Analysis · The Independent · 6 July 2026
Next chancellor must scrap student loans three-year threshold freeze, MPs say: What It Means for Your Student Loan
Written by Zubair Arshed FIA, Chartered Actuary
Fellow of the Institute and Faculty of Actuaries
Actuarial Post Life and Health Actuary of the Year 2024
A committee of MPs has called on the next chancellor to abandon the three-year freeze on the student loan repayment threshold. For anyone repaying under Plan 2, the freeze quietly raises what you pay each year, and this is the first real political signal that it might be reversed.
This analysis responds to reporting by The Independent. We recommend reading the original alongside it: Next chancellor must scrap student loans three-year threshold freeze, MPs say ↗
What did the MPs actually say?
The reported call is straightforward: MPs want the next chancellor to end the freeze on the student loan repayment threshold rather than let it run its course.
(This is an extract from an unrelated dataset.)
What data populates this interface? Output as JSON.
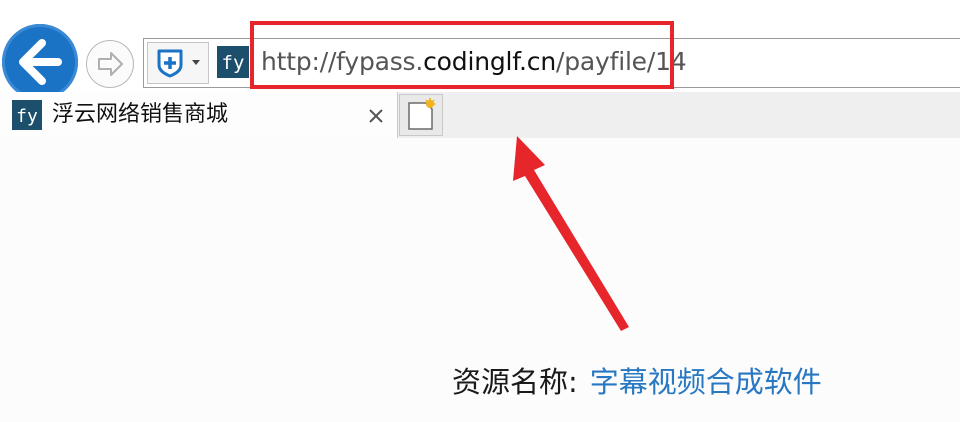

The threshold is the salary above which you start repaying, and freezing it means it stays fixed in cash terms while wages and prices keep rising around it.
We only have the headline and source here, not the full report, so treat the detail with care. What we can say with confidence is the mechanics behind the story. For Plan 2 borrowers, the repayment threshold sits at £29,385 and is frozen until at least April 2030. Normally it would rise roughly in line with earnings each year. Holding it still is a deliberate policy choice that pulls in more revenue without a headline tax rise.
A call from MPs is not a change in law. It is a recommendation, and recommendations about student finance have been made and ignored before. Still, it matters because it puts the freeze on the political agenda ahead of a fiscal event, and because it frames the freeze as something the next chancellor could choose to undo.